Hiring hurdles expected in CN Marshal Service
Cherokee Nation Marshal Service Director Shannon Buhl addressees the Tribal Council’s Rules Committee on Oct. 29. Buhl told councilors the CNMS currently employs more than 30 deputy marshals. COURTESY
TAHLEQUAH – The Cherokee Nation’s Marshal Service director anticipates he’ll need to beef up his ranks to deal with fallout from the historic McGirt v. Oklahoma decision, but says it will be an uphill climb due in part to lack of a retirement plan.
“It would be very rare that we would be able to hire a police officer from any community out there that has a 20-year law enforcement retirement even if we could pay more,” CNMS Director Shannon Buhl told Tribal Councilors in October. “On average, we pay more than any other agency in eastern Oklahoma. But we lose officers to other agencies solely because of the retirement those other agencies offer.”
The tribe currently employs 30-plus deputy marshals with jurisdiction throughout the CN. Buhl said the CNMS was in the process of filling two vacant deputy marshal positions.
However, to deal with an expected increase in the law enforcement workload – based on the McGirt ruling – many more deputy marshals and other staff will be needed, Buhl said. A 5-4 ruling handed down July 9 by the U.S. Supreme Court sided with Seminole Nation citizen Jimcy McGirt, a convicted child molester who claimed Oklahoma courts had no authority to try him for a crime committed on Muscogee (Creek) Nation reservation land. The decision’s potential impact on territorial rights and criminal jurisdiction for all eastern Oklahoma tribes prompted the CN to establish a sovereignty commission and pass an act expanding its judiciary, prosecution staff and CNMS.
“If McGirt stands … you’re looking at a substantial money cost to the tribe,” Buhl said. “It’s not just marshal costs; it’s incarceration costs. Our incarceration budget averages about $30,000 to $40,000 a year and has been for about the past 12 to 14 years. I mean you’re looking at now incarceration costs … in the millions. We’re looking at $5 million, $10 million, $15 million a year just in incarceration costs alone. So this is a huge undertaking.”
Buhl said the CN sovereignty commission has talked about potential costs that also include “not just uniformed officers, but support staff, dispatchers, 911 operators, the federal sex offender registry.”
“When McGirt hits here, we’ll have anywhere from 2,000 to 14,000 registered sex offenders that we will have to start watching,” he added. “That’s huge numbers.”
Attorney General Sara Hill said her office has also embarked on the “all-consuming task” of preparing for McGirt-related issues.
“We are working to be sure we are ready to handle, as much as we can be, the criminal cases that will be headed our way,” she said. “I’ve hired two new attorneys scheduled to start in November.

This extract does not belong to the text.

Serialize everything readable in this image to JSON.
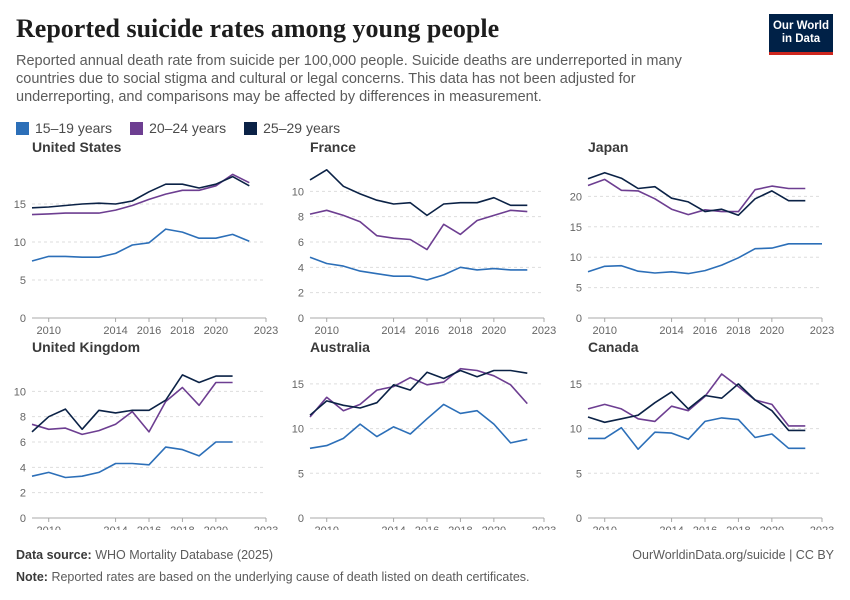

I also plan to hire additional attorneys, investigators and paralegals in the coming weeks.”
Tribal Councilor Mike Shambaugh, who is also the longtime Jay police chief, noted that finding enough qualified candidates to fill deputy marshal roles “will be very daunting.”

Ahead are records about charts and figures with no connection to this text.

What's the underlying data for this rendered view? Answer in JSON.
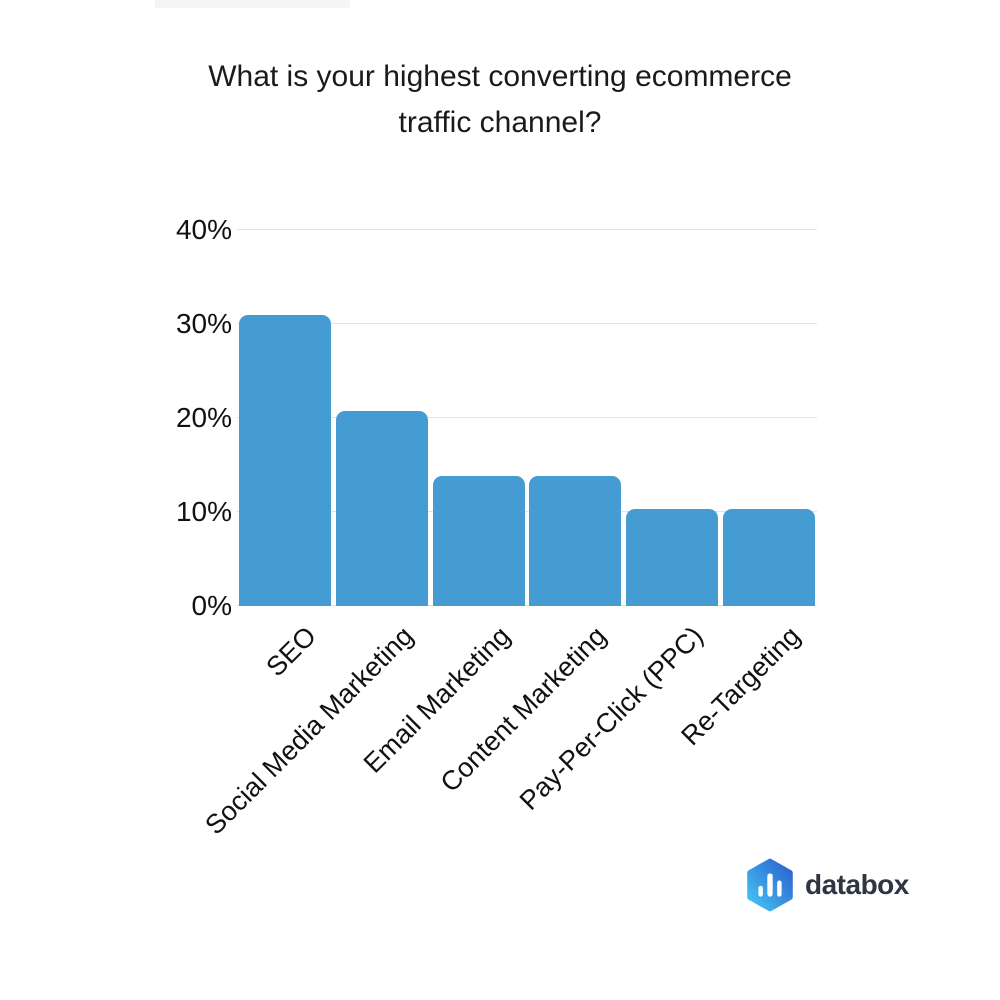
{
  "title": {
    "line1": "What is your highest converting ecommerce",
    "line2": "traffic channel?"
  },
  "chart_data": {
    "type": "bar",
    "title": "What is your highest converting ecommerce traffic channel?",
    "categories": [
      "SEO",
      "Social Media Marketing",
      "Email Marketing",
      "Content Marketing",
      "Pay-Per-Click (PPC)",
      "Re-Targeting"
    ],
    "values": [
      31,
      20.7,
      13.8,
      13.8,
      10.3,
      10.3
    ],
    "xlabel": "",
    "ylabel": "",
    "y_ticks": [
      "0%",
      "10%",
      "20%",
      "30%",
      "40%"
    ],
    "y_tick_values": [
      0,
      10,
      20,
      30,
      40
    ],
    "ylim": [
      0,
      40
    ],
    "grid": true,
    "legend": "none",
    "x_label_rotation_deg": -45,
    "bar_color": "#459cd3",
    "gridline_color": "#e3e3e3",
    "text_color": "#1a1a1a"
  },
  "logo": {
    "text": "databox",
    "icon": "databox-hexagon-bars-icon",
    "icon_gradient_start": "#45c6f2",
    "icon_gradient_end": "#2b5fd0",
    "text_color": "#2e3543"
  }
}
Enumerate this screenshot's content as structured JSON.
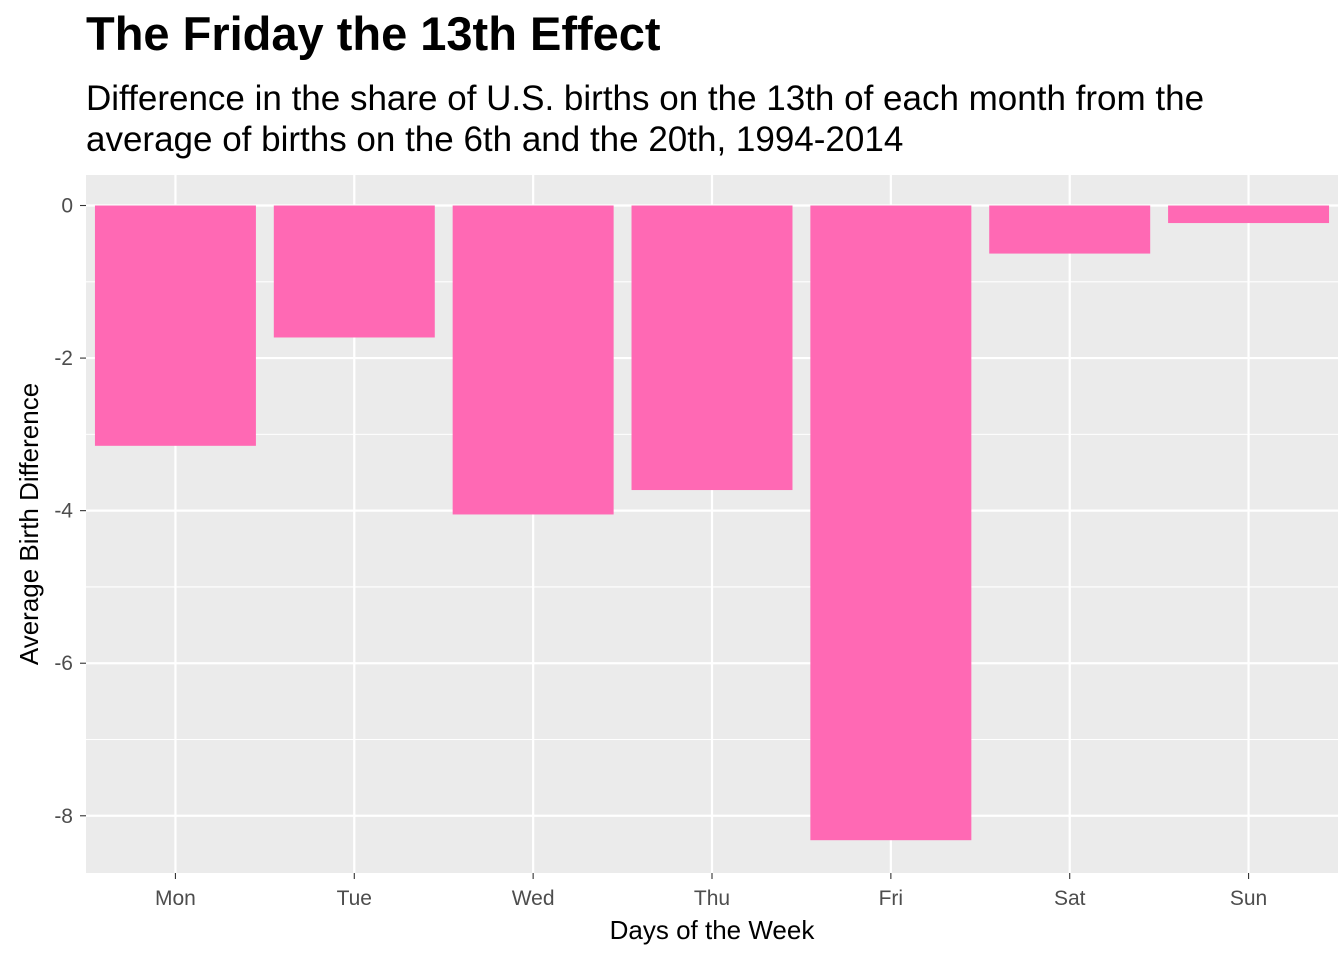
{
  "chart_data": {
    "type": "bar",
    "title": "The Friday the 13th Effect",
    "subtitle": "Difference in the share of U.S. births on the 13th of each month from the\naverage of births on the 6th and the 20th, 1994-2014",
    "xlabel": "Days of the Week",
    "ylabel": "Average Birth Difference",
    "categories": [
      "Mon",
      "Tue",
      "Wed",
      "Thu",
      "Fri",
      "Sat",
      "Sun"
    ],
    "values": [
      -3.15,
      -1.73,
      -4.05,
      -3.73,
      -8.32,
      -0.63,
      -0.23
    ],
    "ylim": [
      -8.75,
      0.4
    ],
    "yticks": [
      0,
      -2,
      -4,
      -6,
      -8
    ],
    "ytick_labels": [
      "0",
      "-2",
      "-4",
      "-6",
      "-8"
    ],
    "grid": true,
    "bar_color": "#FF69B4",
    "panel_background": "#EBEBEB",
    "grid_color": "#FFFFFF"
  }
}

“I think people need to understand that it is a long process and this is going to be very, very difficult to do,” he said.
Implementing a formal retirement plan for law enforcement, Buhl said, would cost the tribe millions.
“Law enforcement retirements, they do 20 years, they retire with about a $300,000 check in their pocket and 65% of their pay the rest of their life,” he said. “That’s a substantial amount of money that the tribe would be on the hook for. That’s why I have never brought it in front of the Council, because, quite frankly, we’re talking millions of dollars to get that program started.”
Even without a retirement plan to lure new deputy marshals, “I think we’ll be able to hire good candidates,” Buhl said.
“But, you know, if you gave me the money I needed to hire everybody today,” he said, “we’re still a couple years out before we even approach the amount of officers that we need for this.”